The forbidden mystique of sex began to fade for her in the mid-1970s when she was 18 years old and living in Portland. Still a bit wide-eyed and innocent, "I snuck into a gay bar and met an amazing trans woman who let me ask her the most stupid questions," she said. It was the best sex education she'd ever had.

Then a month later, she stumbled across her first Pride festival. It was around this time that she was figuring out that she also liked women, and so she cautiously peeked her head in—but as she left, she was accosted by a man with a sign depicting people on fire.

"You queer!" he yelled after her.

"Are you talking to me?" she asked.

"You homosexual," he went on, "you're going to burn in hell."

Allena began arguing back, and she didn't notice as a crowd gathered to watch the verbal sparring. When she turned to leave, the strangers applauded for her.

"I realized there were people out there who hated me," she said, and the memory stayed with her. "I'd have weird sexual encounters and meet people who had judgments about sex, and that guy just never went away." Her defiance never went away, either—and to this day, it motivates her to push the boundaries of her sexual potential and to unlock that potential in others.
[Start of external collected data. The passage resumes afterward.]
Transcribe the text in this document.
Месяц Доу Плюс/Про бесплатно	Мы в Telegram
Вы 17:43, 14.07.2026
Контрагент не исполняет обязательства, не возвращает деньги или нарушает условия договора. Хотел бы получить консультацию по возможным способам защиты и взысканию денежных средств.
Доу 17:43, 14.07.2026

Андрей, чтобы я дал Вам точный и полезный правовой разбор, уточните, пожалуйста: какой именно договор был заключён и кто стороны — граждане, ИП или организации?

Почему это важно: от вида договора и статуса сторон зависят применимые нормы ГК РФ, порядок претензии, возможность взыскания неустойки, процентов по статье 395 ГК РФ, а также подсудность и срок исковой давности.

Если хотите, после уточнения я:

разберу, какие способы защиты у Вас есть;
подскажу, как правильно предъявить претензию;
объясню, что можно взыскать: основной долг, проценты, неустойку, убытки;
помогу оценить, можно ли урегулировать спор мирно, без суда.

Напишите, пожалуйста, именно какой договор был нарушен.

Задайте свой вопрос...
Wherever he is now, Seattle has a crazy Oregonian street preacher to thank in part for the existence of the Center for Sex Positive Culture.

If sexual shame is something passed down from generation to generation, it seems as though millennials may have broken the chain of inheritance. Allena recently spoke to a group of teens who seemed more comfortable with sex than most adults. "How do you make anal sex pleasant?" one asked. "If a vegan rims a vegan, are they still vegan?" asked another. Questions about polyamory focused on negotiation rather than on the presumption of jealousy.

"There seems to have been a shift," Allena said. "I'm an old hippie—I came from the free-love sexual revolution, but... youth today are having a sexual renaissance. Young people today are more gender fluid, more orientation fluid."

That reminded me of an experience I had a few months ago walking home from the Eagle. A block away from home, I became aware of two people coming up behind me. I gripped my keys and looked around for a door I could bang on for help as the strangers matched my pace.

Finally, one of them spoke. "What's your gender identity?" they opened with. I could see at that point that they were both around 20 years old, slight, walking arm and arm.

"Pretty male," I said.

"We're gender nonconforming," the other said. "We just wanted to make sure you're getting home okay."

When I told Allena about this, her eyes welled up. "What a gift those people gave you!" she said. "It's so scary now to be on Capitol Hill."

It's true—I'm a relative newcomer to Seattle, and I wish I could have been here to experience the adventures that lay beneath what we now know of as the Honey Hole. But times change, and while it's easy to focus on what's changed for the worse, it's also worth observing the ways in which life is better.

"If you'd told me 25 years ago that this is what I'd be doing, I'd have laughed," Allena said.

Since its inception, 18,000 people have joined or visited the Center for Sex Positive Culture. In that time, we've seen a cultural shift driven by those visitors, by volunteers, by educators, and by the simple act of making sex whatever you want it to be.

It's a shift that today allows gentle 20-year-olds to feel comfortable strolling Capitol Hill arm in arm, sneaking up behind strangers to gender-nonconform.

"We give people the permission to be the sexual beings they already are," Allena said. "That's powerful. And it stays."